Here's what I am working on: I want to implement a way for me to use closures in C, which I am trying to do by implementing what I've found in this article (the part I'm basing this off of is at the very end... and yes, I am aware that the solution to this will be architecture-specific).

Essentially, it encodes a thunk as a packed structure with the necessary opcodes to load an environment and call the desired function's location in memory, which then (to the dismay of Dennis Ritchie's ghost) is cast to a cfunc, which is defined as

typedef void (* cfunc)();

After which, it is called as an ordinary function.

It does this by creating a thunk struct and, among one or two other things, calculating the offset for the callq GAS operation using the following line:

             (Pointer to first byte of the ------+
             instruction following the CALL op)  |
                                                 |
                                                 |
          (Function to be called by CALL op)     |
                      |                          |
                      |                          |
thunk->call_offset = code - (void *)&thunk->add_esp[0];
        |
        +--- A Signed Long in the 32-bit version
             (Because Longs are 8 bits in 64-bit
              GCC, I have changed it to being a
              Signed Int)

I know this is feasible, for it actually works when compiling the original code in 32-bit mode. What I am trying to do is modify the code to work in 64-bit mode. I presume that I need to pad the offset with some sort of value in order to make it point to the correct memory address, but I am unsure what that value is. That, or perhaps there is another way of writing a call opcode which I can use that will point to the correct memory address.


Solution

  • 0x48 0xe8 0x20 0x97 0x40 0x08

    Translates to:

    48 e8 20974008
     |  |    |
     |  |    +------ Offset (As of opcode)
     |  +----------- Opcode (CALL)
     +-------------- REX prefix
    

    48: REX prefix

      0100 1000
        |  ||||
        |  |||+-- B - Extension to MODRM.rm or SIB.base
        |  ||+--- X - Extension to SIB.index
        |  |+---- R - Extension to MODRM.reg
        |  +----- W - 64-bit operand size, else (usually) 32-bit
        +-------- Fixed bit pattern
    

    In other words: 64-bit operand size.

    e8: Opcode

    Looking at instruction manual one find :

    CALL e8 cd

    Call near, relative, displacement relative to next instruction. 32-bit displacement sign extended to 64-bits in 64-bit mode.

    Where:

    cd — A 4-byte value following the opcode. This value is used to specify a code offset and possibly a new value for the code segment register.

    The cd is in this case:

    20 97 40 08

    Ordered from little- to big endian we get:

    08409720 + 6

    We add 6 because the offset is relative to next instruction. As the instruction is six bytes.

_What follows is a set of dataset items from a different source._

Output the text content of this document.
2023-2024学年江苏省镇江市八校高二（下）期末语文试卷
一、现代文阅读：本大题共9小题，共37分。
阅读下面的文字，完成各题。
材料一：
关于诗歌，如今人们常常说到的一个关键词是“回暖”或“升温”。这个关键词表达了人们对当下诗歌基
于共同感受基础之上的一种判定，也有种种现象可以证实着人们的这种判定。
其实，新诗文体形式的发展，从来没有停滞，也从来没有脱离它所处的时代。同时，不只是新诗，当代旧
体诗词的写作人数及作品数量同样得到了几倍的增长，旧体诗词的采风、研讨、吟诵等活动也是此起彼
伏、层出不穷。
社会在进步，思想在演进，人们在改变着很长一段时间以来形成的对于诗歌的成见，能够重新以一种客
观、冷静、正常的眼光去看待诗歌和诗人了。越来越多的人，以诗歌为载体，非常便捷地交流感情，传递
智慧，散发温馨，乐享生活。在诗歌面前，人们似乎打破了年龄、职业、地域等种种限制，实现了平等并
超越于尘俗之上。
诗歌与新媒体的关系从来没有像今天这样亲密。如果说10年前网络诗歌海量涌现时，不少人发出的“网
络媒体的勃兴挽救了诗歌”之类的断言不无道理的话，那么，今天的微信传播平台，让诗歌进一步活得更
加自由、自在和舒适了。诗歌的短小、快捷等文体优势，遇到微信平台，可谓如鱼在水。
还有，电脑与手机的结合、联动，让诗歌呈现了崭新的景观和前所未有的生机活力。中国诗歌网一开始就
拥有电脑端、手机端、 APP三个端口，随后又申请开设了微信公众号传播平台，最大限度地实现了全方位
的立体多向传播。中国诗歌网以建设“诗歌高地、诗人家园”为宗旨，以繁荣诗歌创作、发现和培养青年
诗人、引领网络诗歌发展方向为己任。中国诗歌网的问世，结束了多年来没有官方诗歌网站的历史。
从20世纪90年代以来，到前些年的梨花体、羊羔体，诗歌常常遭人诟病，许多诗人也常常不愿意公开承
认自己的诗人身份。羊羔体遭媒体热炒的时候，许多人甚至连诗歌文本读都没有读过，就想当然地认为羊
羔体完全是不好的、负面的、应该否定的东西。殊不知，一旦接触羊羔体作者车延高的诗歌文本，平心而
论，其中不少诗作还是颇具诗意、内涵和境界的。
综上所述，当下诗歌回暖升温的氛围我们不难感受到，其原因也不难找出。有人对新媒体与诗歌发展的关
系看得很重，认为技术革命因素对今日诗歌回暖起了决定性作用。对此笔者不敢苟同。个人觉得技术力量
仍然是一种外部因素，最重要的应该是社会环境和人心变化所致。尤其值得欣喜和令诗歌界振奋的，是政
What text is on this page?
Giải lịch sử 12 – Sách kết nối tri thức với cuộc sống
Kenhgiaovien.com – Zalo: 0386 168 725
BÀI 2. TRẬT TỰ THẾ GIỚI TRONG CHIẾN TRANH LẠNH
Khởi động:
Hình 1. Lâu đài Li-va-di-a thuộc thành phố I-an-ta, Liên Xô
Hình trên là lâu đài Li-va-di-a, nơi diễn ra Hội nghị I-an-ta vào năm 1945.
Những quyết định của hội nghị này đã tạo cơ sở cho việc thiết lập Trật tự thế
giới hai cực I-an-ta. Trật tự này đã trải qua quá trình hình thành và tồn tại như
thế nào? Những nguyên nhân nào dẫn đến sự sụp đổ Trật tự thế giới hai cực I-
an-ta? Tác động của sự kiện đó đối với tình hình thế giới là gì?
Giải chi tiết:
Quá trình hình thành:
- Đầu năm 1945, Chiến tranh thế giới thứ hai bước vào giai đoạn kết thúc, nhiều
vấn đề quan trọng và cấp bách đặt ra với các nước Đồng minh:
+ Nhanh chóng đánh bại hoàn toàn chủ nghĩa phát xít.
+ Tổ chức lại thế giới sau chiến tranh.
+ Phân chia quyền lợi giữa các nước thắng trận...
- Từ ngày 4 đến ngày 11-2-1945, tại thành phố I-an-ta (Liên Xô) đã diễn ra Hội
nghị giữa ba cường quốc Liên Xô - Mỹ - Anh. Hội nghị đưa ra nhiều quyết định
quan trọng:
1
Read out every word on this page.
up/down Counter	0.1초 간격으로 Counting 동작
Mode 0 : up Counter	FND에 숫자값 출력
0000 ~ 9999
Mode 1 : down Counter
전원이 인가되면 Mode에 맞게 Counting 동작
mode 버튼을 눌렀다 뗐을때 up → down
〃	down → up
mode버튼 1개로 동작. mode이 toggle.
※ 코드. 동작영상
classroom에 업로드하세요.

    0x48 0xe8 0x20 0x97 0x40 0x08

    In other words:

    callq fun_08409726
    

    In GDB from your print out:

    (gdb) x /7ib f
    ...
    0x7ffff7ff7005: callq  0x80000040072b`
    

    You get the offset from address 0x7ffff7ff7005 by:

    0x7ffff7ff7005 + 0x08409726 = 0x80000040072b
          |              |              |
          |              |              +-------- Result address (same as in GDB).
          |              +----------------------- The offset we calculated above.
          +-------------------------------------- Memory offset of the instruction.
    

    There might be something going on in GDB, but that does not look quite right.

    The (virtual) address 0x000080000040072b is above 0x00007fffffffffff. Reason for the address is due to the instruction offset. Now how this offset is generated. (As you say “I am trying to hardcode an x86_64 instruction”) you might know best self.